Having both an occurred and changed column means that for specific types of data, we can say when the last update was. For example we can automatically print out that this data for ESD type for Italy was last updated 2007-10-12. If we have the human resources to check each field, we can even update the “Changed” value to today’s date to indicate that the data has been checked for accuracy on this date, without changing the value. For example, we checked the ESD of Italy on 2007-10-12 and confirmed that the last change was still in 2005.

User Administration

The previous databases never had a way to add user profiles, set passwords and remove access for old staff
members. The web administrators previously had to manually create new accounts, or people (particularly interns)
had to log in with other peoples’ passwords. Neither option was very practical.

Part of the new database is an interface where staff are able to deactivate (but not delete) old user
accounts. Deleting accounts is not suitable in this case because we would lose information about who edited
old data. This information is useful to track old errors by certain past interns, for example. Disabling an
account will mean that no one will be able to log in with that username. It will be easy to re-enable this
account if necessary.

Active accounts will be able to create new user accounts and set a password. A password reminder function
will also be created, so that staff can receive a password reminder to their IDEA email account if they
forget.

Community feedback

An additional feedback table is not required to take feedback from visitors to the website. We
can reuse the data table, and add a Status field to flag feedback from visitors into the same
table, but marked as pending. All visible data (including summaries, searches and exports) will check the
Status field and only consider approved data).

A view that is only visible to database administrators has been created, listing all the pending data items,
with an option to approve or reject. The internal Comments fields can be used to record the reason
for a rejection. The email address from the Who field is used when automatically sending a thank
you email (both when they submit the feedback and when it is accepted or rejected).

The ReviewedBy field is used for recording who made the reject or accept decision. The changed date
will also be updated to reflect that date of the decision, and thus becomes the date that the data is shown
as “last updated”.

The data table therefore also acts as a history of review decisions, as well as its primary role tracking how
the values change over time. From that data, reports can be generated, such as “Country that has had most
community feedback”, “Countries where the “voting system” has changed since 2000”

Outstanding issues

Translation

It will be quite easy to translate the metadata names, but translating the actual data may be trickier. We could just use a single translation table like this:

Column

Type

Description

English

String

The metadata name, value, or DataString value

Language

String

The language of the translation

Translation

String

The translation itself

Previously, there were around 8 databases each with about 12 fields on average. This means that there were around 100 fields that need to be labelled, described and given formatting preferences. It is easy to translate these 100 fields x 2 (one for label and one for description). The data entered, however, can’t be specified in advance. Fields that contain text, such as the comments to QP’s “Constitutional Quota for National Parliaments?” will each need to be translated separately. Every time data with text is added or changed, re-translation will need to occur.

Copyright

We have assumed that all data is owned by IDEA, in instances where the data has come from partnerships, we could add an extra column to the data table which is “Source” or “Copyright owner” and record the data there

Predefined searches

For simplicity, staff from each thematic area will be asked to agree on “preset” searches for common situations. “All countries with compulsory voting”, “All election data for countries with presidential elections“.

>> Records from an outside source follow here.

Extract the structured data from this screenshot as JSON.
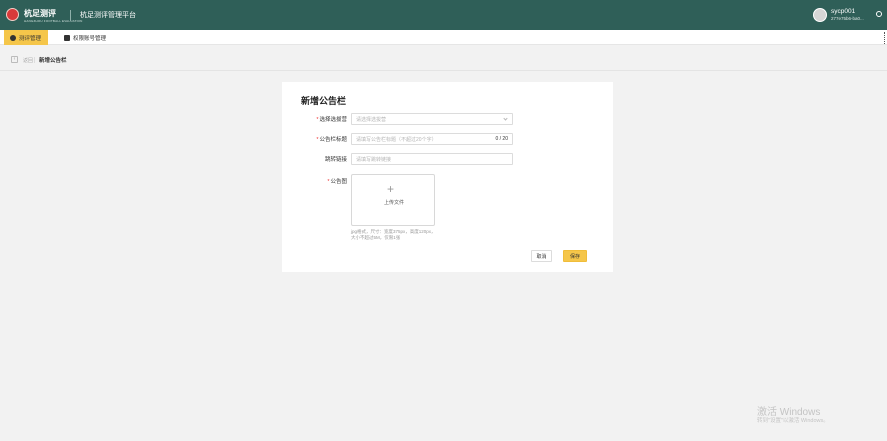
{
  "header": {
    "logo_text": "杭足测评",
    "logo_sub": "HANGZHOU FOOTBALL EVALUATION",
    "platform_title": "杭足测评管理平台",
    "user_name": "sycp001",
    "user_id": "277e75b6-ba0..."
  },
  "tabs": [
    {
      "label": "测评管理",
      "icon": "gear-icon",
      "active": true
    },
    {
      "label": "权限账号管理",
      "icon": "account-icon",
      "active": false
    }
  ],
  "breadcrumb": {
    "back_label": "返回",
    "title": "新增公告栏"
  },
  "form": {
    "title": "新增公告栏",
    "fields": {
      "venue": {
        "label": "选择选拔营",
        "required": true,
        "placeholder": "请选择选拔营"
      },
      "title": {
        "label": "公告栏标题",
        "required": true,
        "placeholder": "请填写公告栏标题（不超过20个字）",
        "counter": "0 / 20"
      },
      "link": {
        "label": "跳转链接",
        "required": false,
        "placeholder": "请填写跳转链接"
      },
      "image": {
        "label": "公告图",
        "required": true,
        "upload_label": "上传文件",
        "hint_line1": "jpg格式，尺寸：宽度375px，高度120px，",
        "hint_line2": "大小不超过5M，仅限1张"
      }
    },
    "cancel_label": "取消",
    "save_label": "保存"
  },
  "watermark": {
    "title": "激活 Windows",
    "subtitle": "转到\"设置\"以激活 Windows。"
  }
}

Teams will also prepare a list of “Top 25” searches, such as “Top 25 countries by highest turnout in the latest parliamentary or presidential election”. These searches are useful for the media and will hopefully generate good press for IDEA.

Using the database

I

Advanced search page

V

Understanding the search results

[

  1. The preview window introduction explains how to use the window to edit or export data.
  2. This view ("Quick view") shows the most recent data point for each country and field. The year that the data occurred is displayed in brackets underneath. The most recent version of this data point of this occurrence is shown, meaning that any approved correction supplied by the community is automatically displayed.
  3. For fields with pre-defined values, a legend is shown at the bottom of each field’s column.
  4. You can see any additional notes about each data point by clicking on the cell. You will also have the option to add missing data or update/correct existing data.

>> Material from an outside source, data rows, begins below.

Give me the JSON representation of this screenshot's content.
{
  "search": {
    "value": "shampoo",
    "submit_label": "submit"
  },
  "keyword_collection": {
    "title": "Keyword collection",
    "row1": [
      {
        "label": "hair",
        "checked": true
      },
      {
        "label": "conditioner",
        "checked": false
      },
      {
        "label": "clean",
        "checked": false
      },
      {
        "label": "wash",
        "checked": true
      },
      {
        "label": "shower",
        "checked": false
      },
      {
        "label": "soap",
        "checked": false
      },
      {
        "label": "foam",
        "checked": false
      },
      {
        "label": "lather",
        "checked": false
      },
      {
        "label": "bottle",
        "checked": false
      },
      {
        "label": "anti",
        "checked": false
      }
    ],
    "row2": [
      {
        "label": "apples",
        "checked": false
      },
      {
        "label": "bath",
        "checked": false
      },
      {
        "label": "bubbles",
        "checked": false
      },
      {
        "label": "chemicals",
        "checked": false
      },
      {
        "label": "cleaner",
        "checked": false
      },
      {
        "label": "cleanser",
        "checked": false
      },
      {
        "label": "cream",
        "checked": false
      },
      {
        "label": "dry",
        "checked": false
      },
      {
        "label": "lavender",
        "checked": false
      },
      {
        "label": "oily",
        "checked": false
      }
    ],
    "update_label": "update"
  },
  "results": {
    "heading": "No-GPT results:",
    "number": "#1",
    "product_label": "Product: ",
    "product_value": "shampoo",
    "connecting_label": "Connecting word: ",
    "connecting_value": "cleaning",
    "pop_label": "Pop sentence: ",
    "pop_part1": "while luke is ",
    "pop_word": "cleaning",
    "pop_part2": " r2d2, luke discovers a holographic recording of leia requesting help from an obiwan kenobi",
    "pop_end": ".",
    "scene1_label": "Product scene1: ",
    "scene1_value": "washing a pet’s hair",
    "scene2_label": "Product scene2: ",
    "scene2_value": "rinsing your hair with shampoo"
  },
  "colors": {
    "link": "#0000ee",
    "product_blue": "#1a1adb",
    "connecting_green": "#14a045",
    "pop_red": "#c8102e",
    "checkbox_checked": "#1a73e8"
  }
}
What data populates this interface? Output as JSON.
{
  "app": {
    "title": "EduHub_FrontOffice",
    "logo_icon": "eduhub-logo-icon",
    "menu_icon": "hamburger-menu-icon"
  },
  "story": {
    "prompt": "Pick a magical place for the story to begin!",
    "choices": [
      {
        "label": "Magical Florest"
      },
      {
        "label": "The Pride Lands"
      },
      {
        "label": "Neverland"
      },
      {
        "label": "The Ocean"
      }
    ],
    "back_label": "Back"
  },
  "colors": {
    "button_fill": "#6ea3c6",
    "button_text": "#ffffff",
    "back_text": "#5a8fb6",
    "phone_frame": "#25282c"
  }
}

Suggest update or correction

<

Steps (continued)

  1. The update page is pre-configured for a particular country and data field. The year refers to the time that the data was recorded or measured. For example, if we are correcting the voter turnout for an election that occurred in 1996, then 1996 should be in selected here.
  2. Contributors enter their e-mail address so that we can confirm that the submission is not made by a spammer. It also helps the team at IDEA to get more information and sources when confirming the submission.
  3. Pressing the “Save” button submits the new data to IDEA. The responsible team is alerted to the update, and will review and approve the change as soon as possible. Submissions will not appear in the search results until approved by a staff member.

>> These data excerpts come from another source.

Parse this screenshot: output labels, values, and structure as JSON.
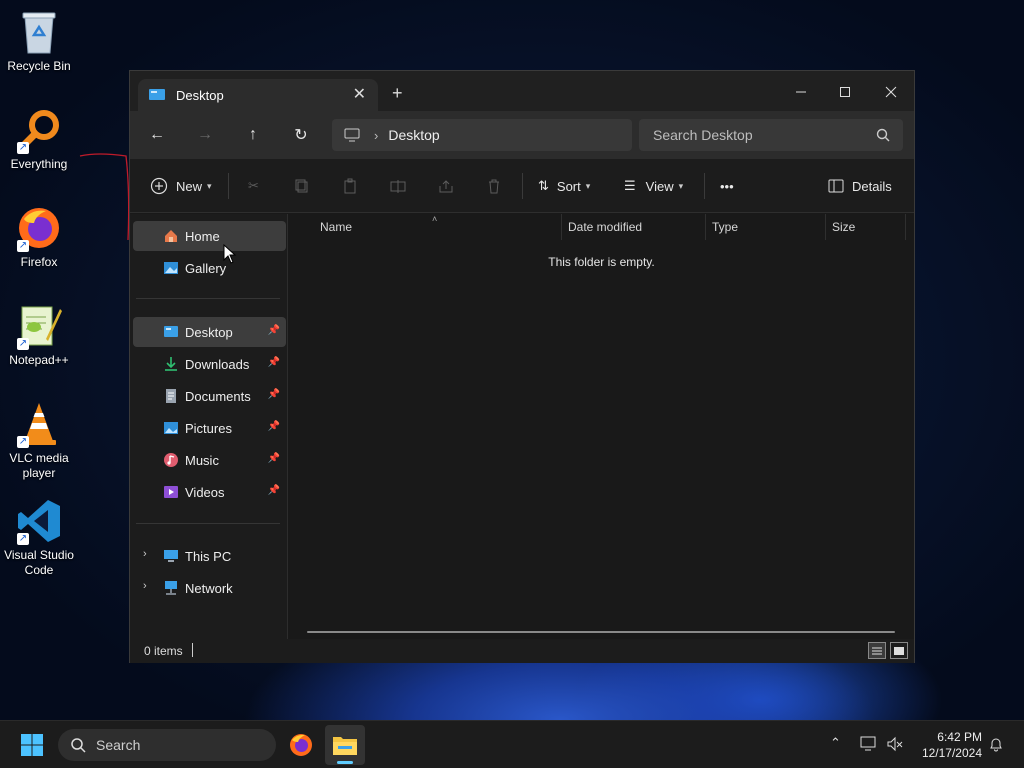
{
  "desktop": {
    "icons": [
      {
        "label": "Recycle Bin"
      },
      {
        "label": "Everything"
      },
      {
        "label": "Firefox"
      },
      {
        "label": "Notepad++"
      },
      {
        "label": "VLC media player"
      },
      {
        "label": "Visual Studio Code"
      }
    ]
  },
  "window": {
    "tab_title": "Desktop",
    "address": {
      "crumb": "Desktop"
    },
    "search_placeholder": "Search Desktop",
    "toolbar": {
      "new_label": "New",
      "sort_label": "Sort",
      "view_label": "View",
      "more_label": "•••",
      "details_label": "Details"
    },
    "sidebar": {
      "top": [
        {
          "label": "Home"
        },
        {
          "label": "Gallery"
        }
      ],
      "quick_access": [
        {
          "label": "Desktop"
        },
        {
          "label": "Downloads"
        },
        {
          "label": "Documents"
        },
        {
          "label": "Pictures"
        },
        {
          "label": "Music"
        },
        {
          "label": "Videos"
        }
      ],
      "bottom": [
        {
          "label": "This PC"
        },
        {
          "label": "Network"
        }
      ]
    },
    "columns": [
      "Name",
      "Date modified",
      "Type",
      "Size"
    ],
    "empty_message": "This folder is empty.",
    "status": "0 items"
  },
  "taskbar": {
    "search_label": "Search",
    "time": "6:42 PM",
    "date": "12/17/2024"
  },
  "colors": {
    "accent": "#60cdff",
    "window_bg": "#191919",
    "folder_yellow": "#f4c542"
  }
}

Most pages showing data include an edit icon that will take users this page.

Conclusion

In 2010, information and data from previously separate databases and resources covering topics such as voter turnout, electoral system design, electoral gender quotas, direct democracy and more, have been incorporated into one common interface, the “unified database” (www.idea.int/uid). Navigation and appearance (such as maps, tables, menus, etc.) are now common for all.

The major benefits of this change are to streamline and standardize the Institute’s data collection, maintenance and presentation of information. For partners and users, the unified database now provides a standard web search interface and workflow to access the data that is stored in either text or numerical form.

If you want to learn more about the unified database project or discuss a new project, please contact us.

About International IDEA

The International Institute for Democracy and Electoral Assistance (International IDEA) is an intergovernmental organization that supports democracy worldwide. Their mission is to support sustainable democratic change by providing comparative knowledge, assisting in democratic reform, and influencing policies and politics.

International IDEA was launched on 27 February 1995 in Stockholm as an intergovernmental organization numbering 14 countries. As of 2010, there are 25 Member States: Australia, Barbados, Belgium, Botswana, Canada, Cape Verde, Chile, Costa Rica, Denmark, Finland, Germany, Ghana, India, Mauritius, Mexico, Namibia, The Netherlands, Norway, Peru, Portugal, South Africa, Spain, Sweden, Switzerland and Uruguay. In addition, Japan is an Observer State.

Member States are all democracies spanning many cultures and countries. They provide both financial and political support to the work of the Institute.

IDEA is led by a Secretary-General, with a governing body composed of a Council of its Member States. The Board of Advisers are eminent personalities and experts in the field of democracy support.

As well as the Stockholm headquarters, International IDEA has regional offices in Africa, Latin America and Asia. An Office of the Permanent Observer for International IDEA to the United Nations is maintained in New York.

Networks and partnerships with a wide variety of organizations and policy makers continue to be developed in many countries. Examples are United Nations agencies, regional political entities such as the European Union, the Organization of American States and the African Union, electoral management bodies, political parties and civil society organizations.

The Institute has four main areas of expertise:

  1. electoral processes
  2. constitution building processes
  3. political parties, participation and representation
  4. democracy and development.

Issues and themes that cut across the four areas are gender, conflict and security, and diversity. International IDEA’s State of Democracy assessment methodology is used by citizens to assess the quality of democracy in their country.

IDEA offers expertise and knowledge by providing comparative data derived from practical experience on democracy building processes from diverse contexts around the world

Transmachina has been working with International IDEA since 2004, assisting with database management, web publishing and translation management.